There were also series of lectures the most outstanding of which are the 1977 University Lecture titled On Developing and Development and the Sixth Keith Callard Lecture Series in 1969 titled Regional Mobility and Resource Development in West Africa. As these titles made clear, all these theses, lectures, essays and research projects were already defining for Mabogunje the scholar how his discipline intersects the development process, especially in Nigeria.
Thus, almost simultaneous with his intellectual development was also his administrative and policy restlessness to integrate knowledge with action and impact Nigeria. His involvement with the Western Nigerian Economic Advisory Council, Federal Capital Development Authority, DFFRI; his tenure first as Vice President and later as the first African President of the International Geographical Union, as well as numerous private sector responsibilities also combined with a truly pragmatic understanding of scholarship that brought geography into development planning and rural-urban development. It was therefore easy not only to set up the Development Policy Centre with Professor Ojetunji Aboyade in the 90s, but to also channel his convictions and unique scholarship into his understanding of development as a significantly grassroots phenomenon. With the optimum community (OPTICOM) initiative therefore, he meant to redirect government’s development energies in a manner that will yield the ultimate results for the empowerment of the people who really matter.
Unfortunately, like so many brilliant initiatives, OPTICOM has only met with a measure of minimal success. All you need to do is read Prof. Mabogunje’s autobiography—A Measure of Grace—and you will be amazed, again, at how his beloved country has blocked him at every critical point of service and commitment. But there is a reason why Mabogunje’s commitment cannot become ordinary and forgotten.
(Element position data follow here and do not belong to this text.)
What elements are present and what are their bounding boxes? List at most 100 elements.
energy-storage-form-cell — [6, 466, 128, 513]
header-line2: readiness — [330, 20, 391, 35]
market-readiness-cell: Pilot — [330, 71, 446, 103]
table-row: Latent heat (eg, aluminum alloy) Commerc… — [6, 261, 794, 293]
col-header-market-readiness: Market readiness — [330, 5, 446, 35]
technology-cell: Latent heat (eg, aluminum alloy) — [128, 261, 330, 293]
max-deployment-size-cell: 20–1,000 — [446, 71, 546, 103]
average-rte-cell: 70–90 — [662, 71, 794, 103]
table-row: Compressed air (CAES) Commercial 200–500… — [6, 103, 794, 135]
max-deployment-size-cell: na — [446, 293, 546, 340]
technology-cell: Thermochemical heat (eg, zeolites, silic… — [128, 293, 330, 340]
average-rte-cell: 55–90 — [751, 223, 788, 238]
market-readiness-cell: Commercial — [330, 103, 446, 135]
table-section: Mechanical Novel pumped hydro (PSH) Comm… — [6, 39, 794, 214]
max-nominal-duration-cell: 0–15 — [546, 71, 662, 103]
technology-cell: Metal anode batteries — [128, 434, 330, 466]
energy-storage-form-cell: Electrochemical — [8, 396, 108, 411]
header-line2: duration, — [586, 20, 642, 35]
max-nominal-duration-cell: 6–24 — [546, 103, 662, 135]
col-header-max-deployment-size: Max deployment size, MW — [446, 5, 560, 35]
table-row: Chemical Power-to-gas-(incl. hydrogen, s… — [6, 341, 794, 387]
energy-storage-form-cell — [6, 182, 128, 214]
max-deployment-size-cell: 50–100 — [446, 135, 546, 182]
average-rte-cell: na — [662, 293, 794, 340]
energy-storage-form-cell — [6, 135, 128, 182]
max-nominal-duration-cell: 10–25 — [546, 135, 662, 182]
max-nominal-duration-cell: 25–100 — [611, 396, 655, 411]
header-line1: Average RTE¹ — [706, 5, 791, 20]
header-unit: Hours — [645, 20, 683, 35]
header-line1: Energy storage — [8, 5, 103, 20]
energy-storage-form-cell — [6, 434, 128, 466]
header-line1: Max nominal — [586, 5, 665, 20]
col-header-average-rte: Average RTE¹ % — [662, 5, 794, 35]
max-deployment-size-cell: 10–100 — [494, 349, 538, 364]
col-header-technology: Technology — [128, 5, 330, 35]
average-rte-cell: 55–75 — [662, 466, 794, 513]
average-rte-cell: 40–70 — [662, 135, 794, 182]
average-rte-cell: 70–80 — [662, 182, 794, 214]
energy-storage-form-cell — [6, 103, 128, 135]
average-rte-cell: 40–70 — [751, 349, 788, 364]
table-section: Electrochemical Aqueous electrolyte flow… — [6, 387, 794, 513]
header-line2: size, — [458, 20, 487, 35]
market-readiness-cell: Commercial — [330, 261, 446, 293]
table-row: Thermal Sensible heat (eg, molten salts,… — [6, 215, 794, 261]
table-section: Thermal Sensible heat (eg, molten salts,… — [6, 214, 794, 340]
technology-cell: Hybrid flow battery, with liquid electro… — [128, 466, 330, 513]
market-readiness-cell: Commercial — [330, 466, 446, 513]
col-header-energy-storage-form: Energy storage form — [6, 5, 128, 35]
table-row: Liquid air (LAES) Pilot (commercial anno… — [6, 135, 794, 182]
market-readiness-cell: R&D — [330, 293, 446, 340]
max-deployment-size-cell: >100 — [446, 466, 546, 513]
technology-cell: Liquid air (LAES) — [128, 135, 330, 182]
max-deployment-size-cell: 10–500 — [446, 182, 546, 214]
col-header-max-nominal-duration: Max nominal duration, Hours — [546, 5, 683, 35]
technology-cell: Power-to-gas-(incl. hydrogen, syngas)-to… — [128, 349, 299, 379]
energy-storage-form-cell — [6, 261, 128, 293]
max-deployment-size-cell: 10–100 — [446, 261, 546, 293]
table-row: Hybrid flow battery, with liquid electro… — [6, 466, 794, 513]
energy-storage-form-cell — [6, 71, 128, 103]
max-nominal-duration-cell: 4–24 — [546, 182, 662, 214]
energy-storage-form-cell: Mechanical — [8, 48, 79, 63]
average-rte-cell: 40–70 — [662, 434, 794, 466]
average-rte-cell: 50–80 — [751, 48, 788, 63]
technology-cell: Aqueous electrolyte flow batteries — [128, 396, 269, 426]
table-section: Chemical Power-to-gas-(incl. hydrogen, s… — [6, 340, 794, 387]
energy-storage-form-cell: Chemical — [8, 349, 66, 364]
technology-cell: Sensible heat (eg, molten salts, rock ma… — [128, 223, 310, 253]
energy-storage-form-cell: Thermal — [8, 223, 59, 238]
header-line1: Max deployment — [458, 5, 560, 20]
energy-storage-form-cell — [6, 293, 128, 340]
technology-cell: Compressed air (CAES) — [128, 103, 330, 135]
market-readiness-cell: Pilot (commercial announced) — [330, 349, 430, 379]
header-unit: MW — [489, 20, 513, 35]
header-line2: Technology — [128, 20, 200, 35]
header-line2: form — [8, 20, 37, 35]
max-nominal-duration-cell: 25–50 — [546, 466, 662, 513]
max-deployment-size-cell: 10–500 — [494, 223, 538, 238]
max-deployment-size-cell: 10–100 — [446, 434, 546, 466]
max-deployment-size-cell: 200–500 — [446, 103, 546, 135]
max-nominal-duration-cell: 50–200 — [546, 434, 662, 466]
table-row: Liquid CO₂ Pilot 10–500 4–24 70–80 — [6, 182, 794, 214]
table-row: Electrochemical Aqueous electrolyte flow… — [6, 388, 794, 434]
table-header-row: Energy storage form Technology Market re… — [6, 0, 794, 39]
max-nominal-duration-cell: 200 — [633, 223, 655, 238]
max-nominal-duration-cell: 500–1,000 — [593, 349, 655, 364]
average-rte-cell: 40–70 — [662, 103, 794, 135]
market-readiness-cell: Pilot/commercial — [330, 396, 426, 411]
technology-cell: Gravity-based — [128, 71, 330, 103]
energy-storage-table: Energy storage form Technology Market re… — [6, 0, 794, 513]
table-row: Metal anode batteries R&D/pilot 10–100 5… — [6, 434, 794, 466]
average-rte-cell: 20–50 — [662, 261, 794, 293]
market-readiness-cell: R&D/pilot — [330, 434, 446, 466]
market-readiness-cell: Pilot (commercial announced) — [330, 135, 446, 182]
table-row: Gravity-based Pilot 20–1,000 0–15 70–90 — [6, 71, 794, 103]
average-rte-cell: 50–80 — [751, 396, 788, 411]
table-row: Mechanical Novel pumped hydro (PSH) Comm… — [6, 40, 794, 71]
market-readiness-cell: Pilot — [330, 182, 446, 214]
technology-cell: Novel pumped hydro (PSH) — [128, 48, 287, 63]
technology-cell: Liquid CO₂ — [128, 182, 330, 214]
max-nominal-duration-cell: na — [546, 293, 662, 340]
One reason is the multiplication of honours and awards that has attended his pursuit of excellence and service in life.
But I have something else in mind. Many years ago, while straying about on my own course towards excellence in my chosen path of public service reform, I came under the mentoring influence Prof. Mabogunje and his friend, Prof. Aboyade. Between them, they moulded my conception of myself, my life, my profession and my contribution to posterity. Ojetunji Aboyade died many years ago, but Mabogunje took his mentoring of my progress in life by transforming it into an inter-generational platform when he became the Chairman of the Ibadan School of Government and Public Policy (ISGPP).
Apart from its mandate in getting the government in Nigeria to work better for development and democracy, ISGPP is committed to bringing this about through a unique inter-generational dialogue that brings the creative patriotism of the younger generation in conversation with the experienced commitment of the older generation. It is only fit that a man of Mabogunje’s calibre, dedication, patriotism, experience, and development credentials would chair such an organization with cartographic efficiency. And, it seems to me also that ISGPP is now better placed to follow through on Mabogunje’s OPTICOM development option, especially through the radical resurgence of new and visionary traditional rulers who are taking grassroots development seriously as an alternative to large-scale development that has often failed to affect the people.
At both the cartographic and disciplinary level, therefore, Professor Akinlawon Ladipo Mabogunje’s ascension into the American Academy of Arts and Sciences Hall of Fame has taught us all a lesson about life: Providence knows where you are headed; but let hard work, diligence and relentless commitment take you there. Then the whole world will stand in applause. We all stand in loud ovation to this gentle soul who has been so highly honored.